5. There are no data to support routinely culturing human milk for bacterial or other organisms.151
WHO/UNICEF Ten Steps to Successful Breastfeeding
1. Have a written breastfeeding policy that is routinely communicated to all health care staff.
2. Train all health care staff in the skills necessary to implement this policy.
3. Inform all pregnant women about the benefits and management of breastfeeding.
4. Help mothers initiate breastfeeding within the first hour of birth.
5. Show mothers how to breastfeed and how to maintain lactation even if they are separated from their infants.
6. Give newborn infants no food or drink other than breast milk, unless medically indicated.
7. Practice rooming-in (allow mothers and infants to remain together) 24 h a day.
8. Encourage breastfeeding on demand.
9. Give no artificial nipples or pacifiers to breastfeeding infants.a
10. Foster the establishment of breastfeeding support groups and refer mothers to them on discharge from hospital.
↵a The AAP does not support a categorical ban on pacifiers because of their role in SIDS risk reduction and their analgesic benefit during painful procedures when breastfeeding cannot provide the analgesia. Pacifier use in the hospital in the neonatal period should be limited to specific medical indications such as pain reduction and calming in a drug-exposed infant, for example.
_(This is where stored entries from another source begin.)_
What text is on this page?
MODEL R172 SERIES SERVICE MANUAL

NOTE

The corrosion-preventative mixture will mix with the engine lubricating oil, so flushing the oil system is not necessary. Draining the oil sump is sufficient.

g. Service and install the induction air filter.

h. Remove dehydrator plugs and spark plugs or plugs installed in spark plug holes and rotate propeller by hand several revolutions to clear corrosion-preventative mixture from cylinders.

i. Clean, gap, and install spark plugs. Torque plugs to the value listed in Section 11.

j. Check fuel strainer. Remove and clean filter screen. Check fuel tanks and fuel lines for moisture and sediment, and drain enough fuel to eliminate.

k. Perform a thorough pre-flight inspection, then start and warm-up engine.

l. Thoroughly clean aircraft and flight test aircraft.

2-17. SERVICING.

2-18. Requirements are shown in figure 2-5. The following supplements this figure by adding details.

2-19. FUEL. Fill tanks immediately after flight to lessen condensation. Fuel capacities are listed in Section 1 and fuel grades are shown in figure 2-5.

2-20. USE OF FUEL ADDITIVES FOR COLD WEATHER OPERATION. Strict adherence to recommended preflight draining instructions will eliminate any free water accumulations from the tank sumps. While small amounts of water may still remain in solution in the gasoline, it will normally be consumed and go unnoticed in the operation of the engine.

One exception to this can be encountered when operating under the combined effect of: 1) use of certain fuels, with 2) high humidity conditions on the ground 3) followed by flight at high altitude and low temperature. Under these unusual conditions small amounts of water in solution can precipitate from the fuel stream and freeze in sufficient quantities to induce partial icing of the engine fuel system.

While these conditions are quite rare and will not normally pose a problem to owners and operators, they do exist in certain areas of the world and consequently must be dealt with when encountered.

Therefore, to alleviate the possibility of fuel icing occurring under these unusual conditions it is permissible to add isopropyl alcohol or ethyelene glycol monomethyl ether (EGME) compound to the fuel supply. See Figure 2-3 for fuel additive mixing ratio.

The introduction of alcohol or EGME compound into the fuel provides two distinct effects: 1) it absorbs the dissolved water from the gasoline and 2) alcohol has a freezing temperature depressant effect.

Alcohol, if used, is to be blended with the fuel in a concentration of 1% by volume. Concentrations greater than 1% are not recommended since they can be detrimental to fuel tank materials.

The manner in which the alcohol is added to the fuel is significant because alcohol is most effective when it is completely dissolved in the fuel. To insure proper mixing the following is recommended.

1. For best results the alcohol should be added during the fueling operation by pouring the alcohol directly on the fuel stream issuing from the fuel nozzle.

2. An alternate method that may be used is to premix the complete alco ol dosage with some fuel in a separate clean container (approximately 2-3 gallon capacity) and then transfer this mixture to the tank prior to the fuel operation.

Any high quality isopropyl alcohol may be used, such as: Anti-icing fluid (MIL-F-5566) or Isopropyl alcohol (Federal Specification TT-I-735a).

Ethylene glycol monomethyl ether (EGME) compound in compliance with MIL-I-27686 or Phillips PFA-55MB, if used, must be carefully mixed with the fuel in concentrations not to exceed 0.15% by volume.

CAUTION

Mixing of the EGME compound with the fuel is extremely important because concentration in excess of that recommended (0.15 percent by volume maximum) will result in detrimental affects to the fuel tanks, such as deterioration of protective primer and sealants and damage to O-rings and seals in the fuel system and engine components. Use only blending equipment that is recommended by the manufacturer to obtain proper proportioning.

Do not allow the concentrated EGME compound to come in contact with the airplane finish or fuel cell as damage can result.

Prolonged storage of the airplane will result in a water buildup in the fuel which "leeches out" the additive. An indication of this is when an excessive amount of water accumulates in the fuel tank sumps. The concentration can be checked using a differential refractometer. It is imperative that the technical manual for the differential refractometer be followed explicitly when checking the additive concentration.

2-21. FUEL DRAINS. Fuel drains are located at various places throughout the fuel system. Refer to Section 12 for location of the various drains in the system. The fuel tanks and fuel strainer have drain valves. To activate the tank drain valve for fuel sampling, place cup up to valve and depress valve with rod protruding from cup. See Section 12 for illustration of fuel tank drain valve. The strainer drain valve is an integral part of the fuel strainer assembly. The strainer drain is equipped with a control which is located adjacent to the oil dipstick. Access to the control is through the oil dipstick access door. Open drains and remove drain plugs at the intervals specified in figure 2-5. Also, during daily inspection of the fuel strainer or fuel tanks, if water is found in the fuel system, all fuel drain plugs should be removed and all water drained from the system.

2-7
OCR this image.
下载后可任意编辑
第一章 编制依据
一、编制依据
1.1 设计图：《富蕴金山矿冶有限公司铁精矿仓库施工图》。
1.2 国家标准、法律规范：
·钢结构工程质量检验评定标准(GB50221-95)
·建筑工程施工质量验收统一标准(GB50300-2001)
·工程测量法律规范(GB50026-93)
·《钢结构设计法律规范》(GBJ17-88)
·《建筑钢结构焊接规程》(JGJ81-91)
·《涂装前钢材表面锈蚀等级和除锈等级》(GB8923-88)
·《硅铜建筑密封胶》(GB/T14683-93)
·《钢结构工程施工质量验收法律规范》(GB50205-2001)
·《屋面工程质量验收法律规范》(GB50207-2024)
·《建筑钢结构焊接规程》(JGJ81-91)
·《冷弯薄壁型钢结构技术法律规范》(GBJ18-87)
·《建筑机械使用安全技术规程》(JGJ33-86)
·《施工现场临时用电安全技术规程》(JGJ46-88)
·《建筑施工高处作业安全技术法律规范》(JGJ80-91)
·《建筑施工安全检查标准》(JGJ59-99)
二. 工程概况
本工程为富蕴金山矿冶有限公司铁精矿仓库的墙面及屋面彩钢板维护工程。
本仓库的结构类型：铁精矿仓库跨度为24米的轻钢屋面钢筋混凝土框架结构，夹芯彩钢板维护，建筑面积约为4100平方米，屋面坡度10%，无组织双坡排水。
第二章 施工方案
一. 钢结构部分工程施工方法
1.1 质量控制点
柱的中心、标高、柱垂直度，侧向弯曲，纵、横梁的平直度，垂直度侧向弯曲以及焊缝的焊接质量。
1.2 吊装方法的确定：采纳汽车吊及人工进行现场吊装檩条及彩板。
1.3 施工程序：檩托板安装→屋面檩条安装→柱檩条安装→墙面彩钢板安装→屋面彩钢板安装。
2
Mothers of healthy term breastfed infants should be instructed to delay pacifier use until breastfeeding is well-established, usually about 3 to 4 wk after birth.
Recommendations on Breastfeeding Management for Healthy Term Infants
1. Exclusive breastfeeding for about 6 mo
• Breastfeeding preferred; alternatively expressed mother’s milk, or donor milk
• To continue for at least the first year and beyond for as long as mutually desired by mother and child
• Complementary foods rich in iron and other micronutrients should be introduced at about 6 mo of age
2. Peripartum policies and practices that optimize breastfeeding initiation and maintenance should be compatible with the AAP and Academy of Breastfeeding Medicine Model Hospital Policy and include the following:
• Direct skin-to-skin contact with mothers immediately after delivery until the first feeding is accomplished and encouraged throughout the postpartum period
• Delay in routine procedures (weighing, measuring, bathing, blood tests, vaccines, and eye prophylaxis) until after the first feeding is completed
• Delay in administration of intramuscular vitamin K until after the first feeding is completed but within 6 h of birth
• Ensure 8 to 12 feedings at the breast every 24 h
• Ensure formal evaluation and documentation of breastfeeding by trained caregivers (including position, latch, milk transfer, examination) at least for each nursing shift
• Give no supplements (water, glucose water, commercial infant formula, or other fluids) to breastfeeding newborn infants unless medically indicated using standard evidence-based guidelines for the management of hyperbilirubinemia and hypoglycemia
• Avoid routine pacifier use in the postpartum period
• Begin daily oral vitamin D drops (400 IU) at hospital discharge
3. All breastfeeding newborn infants should be seen by a pediatrician at 3 to 5 d of age, which is within 48 to 72 h after discharge from the hospital
• Evaluate hydration (elimination patterns)
• Evaluate body wt gain (body wt loss no more than 7% from birth and no further wt loss by day 5: assess feeding and consider more frequent follow-up)
• Discuss maternal/infant issues
• Observe feeding
4. Mother and infant should sleep in proximity to each other to facilitate breastfeeding
5. Pacifier should be offered, while placing infant in back-to-sleep-position, no earlier than 3 to 4 wk of age and after breastfeeding has been established
Role of the Pediatrician
1. Promote breastfeeding as the norm for infant feeding.
2. Become knowledgeable in the principles and management of lactation and breastfeeding.
3. Develop skills necessary for assessing the adequacy of breastfeeding.
4. Support training and education for medical students, residents and postgraduate physicians in breastfeeding and lactation.
5. Promote hospital policies that are compatible with the AAP and Academy of Breastfeeding Medicine Model Hospital Policy and the WHO/UNICEF “Ten Steps to Successful Breastfeeding.”
6. Collaborate with the obstetric community to develop optimal breastfeeding support programs.
7. Coordinate with community-based health care professionals and certified breastfeeding counselors to ensure uniform and comprehensive breastfeeding support.